A Two Judge Bench of the Supreme Court comprising of Justice S. Ravindra Bhat and Justice Dipankar Datta passed a Judgment dated 28.03.2023 in a recent case of Mohd. Muslim@Hussain vs State (NCT of Delhi) Criminal Appeal @ Special Leave Petition (CRL) No.915 of 2023 and observed that the Appellant was entitled to bail as there was substantial delay in trial over 7 years and the Prosecution failed to produce on record any evidence against the Appellant.

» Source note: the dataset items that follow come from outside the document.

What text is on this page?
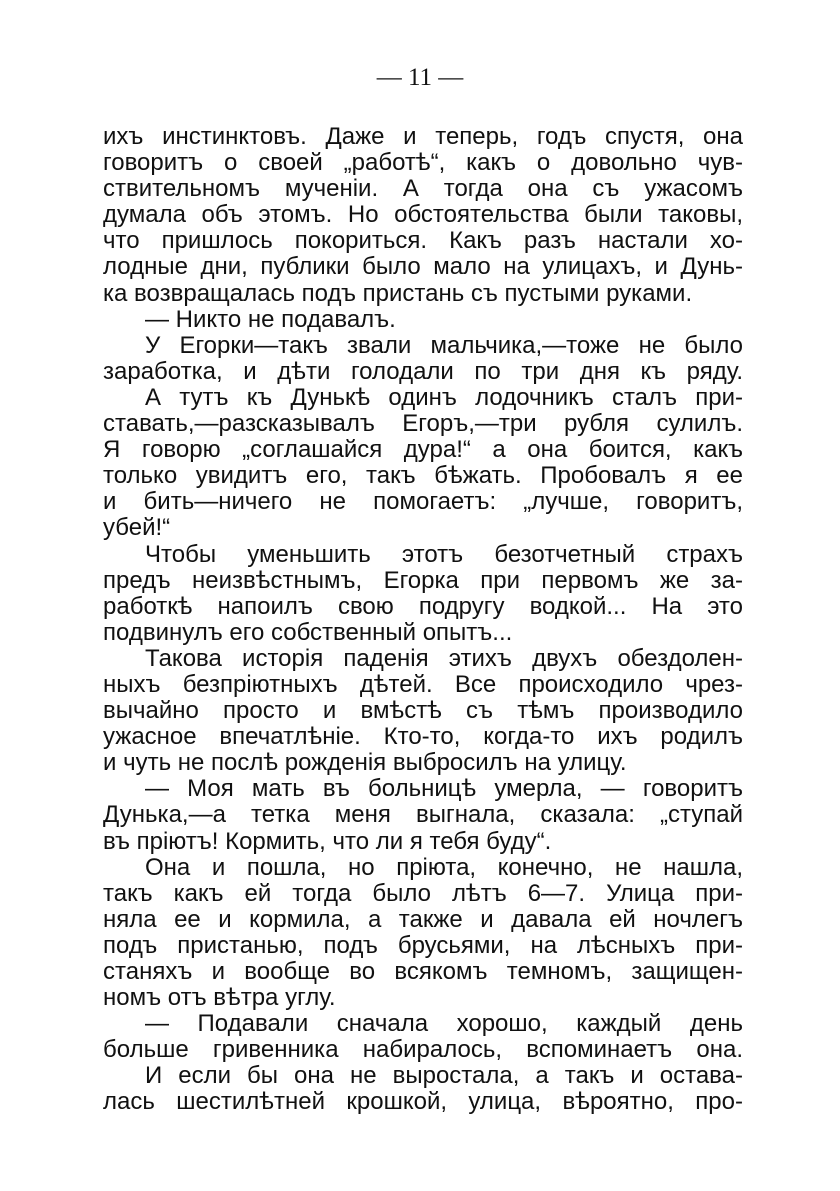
— 11 —
ихъ инстинктовъ. Даже и теперь, годъ спустя, она
говоритъ о своей „работѣ“, какъ о довольно чув-
ствительномъ мученіи. А тогда она съ ужасомъ
думала объ этомъ. Но обстоятельства были таковы,
что пришлось покориться. Какъ разъ настали хо-
лодные дни, публики было мало на улицахъ, и Дунь-
ка возвращалась подъ пристань съ пустыми руками.
— Никто не подавалъ.
У Егорки—такъ звали мальчика,—тоже не было
заработка, и дѣти голодали по три дня къ ряду.
А тутъ къ Дунькѣ одинъ лодочникъ сталъ при-
ставать,—разсказывалъ Егоръ,—три рубля сулилъ.
Я говорю „соглашайся дура!“ а она боится, какъ
только увидитъ его, такъ бѣжать. Пробовалъ я ее
и бить—ничего не помогаетъ: „лучше, говоритъ,
убей!“
Чтобы уменьшить этотъ безотчетный страхъ
предъ неизвѣстнымъ, Егорка при первомъ же за-
работкѣ напоилъ свою подругу водкой... На это
подвинулъ его собственный опытъ...
Такова исторія паденія этихъ двухъ обездолен-
ныхъ безпріютныхъ дѣтей. Все происходило чрез-
вычайно просто и вмѣстѣ съ тѣмъ производило
ужасное впечатлѣніе. Кто-то, когда-то ихъ родилъ
и чуть не послѣ рожденія выбросилъ на улицу.
— Моя мать въ больницѣ умерла, — говоритъ
Дунька,—а тетка меня выгнала, сказала: „ступай
въ пріютъ! Кормить, что ли я тебя буду“.
Она и пошла, но пріюта, конечно, не нашла,
такъ какъ ей тогда было лѣтъ 6—7. Улица при-
няла ее и кормила, а также и давала ей ночлегъ
подъ пристанью, подъ брусьями, на лѣсныхъ при-
станяхъ и вообще во всякомъ темномъ, защищен-
номъ отъ вѣтра углу.
— Подавали сначала хорошо, каждый день
больше гривенника набиралось, вспоминаетъ она.
И если бы она не выростала, а такъ и остава-
лась шестилѣтней крошкой, улица, вѣроятно, про-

(i) In the present case, the Police had received certain confidential information about possession of illegal drugs and narcotics on 28.09.2015 and thus, the Police conducted raid and arrested 4 persons, namely, (i) Nitesh Ekka, (ii) Sanjay Chauhan, (iii) Sharif Khan and (iv) Veerender Shakiyar / shakyar @Deepak for being in possession of 180 K.G. of Ganja.
(ii) On further investigation, Nitesh Ekka was taken to Chhattisgarh for identification of the co-Accused. The Accused, Nitesh Ekka disclosed the name of Hussain, the Appellant herein and three other persons involved in the offence of supplying Ganja and transfer of funds. Thereafter, the Police arrested the Appellant, aged 23 years, and registered an I.R. No.0148 of 2015 dated 28.09.2015.
(iii) The Police further filed a Chargesheet on 20.02.2016 before the Ld. Trial Court, wherein, various charges were framed against the Appellant and other co-Accused on 05.07.2016 under Sections 20 of the Narcotic Drugs and Psychotropic Substances Act 1985 (NDPS Act) (Punishment for contravention in relation to cannabis plant and cannabis), 20 of NDPS Act (Punishment for allowing premises, etc., to be used for commission of an offence), 25 of NDPS Act (Punishment for abetment and criminal conspiracy), 29 of NDPS Act. As per the pleadings, two supplemental Chargesheets were also filed on 01.08.2018 and 08.11.2017.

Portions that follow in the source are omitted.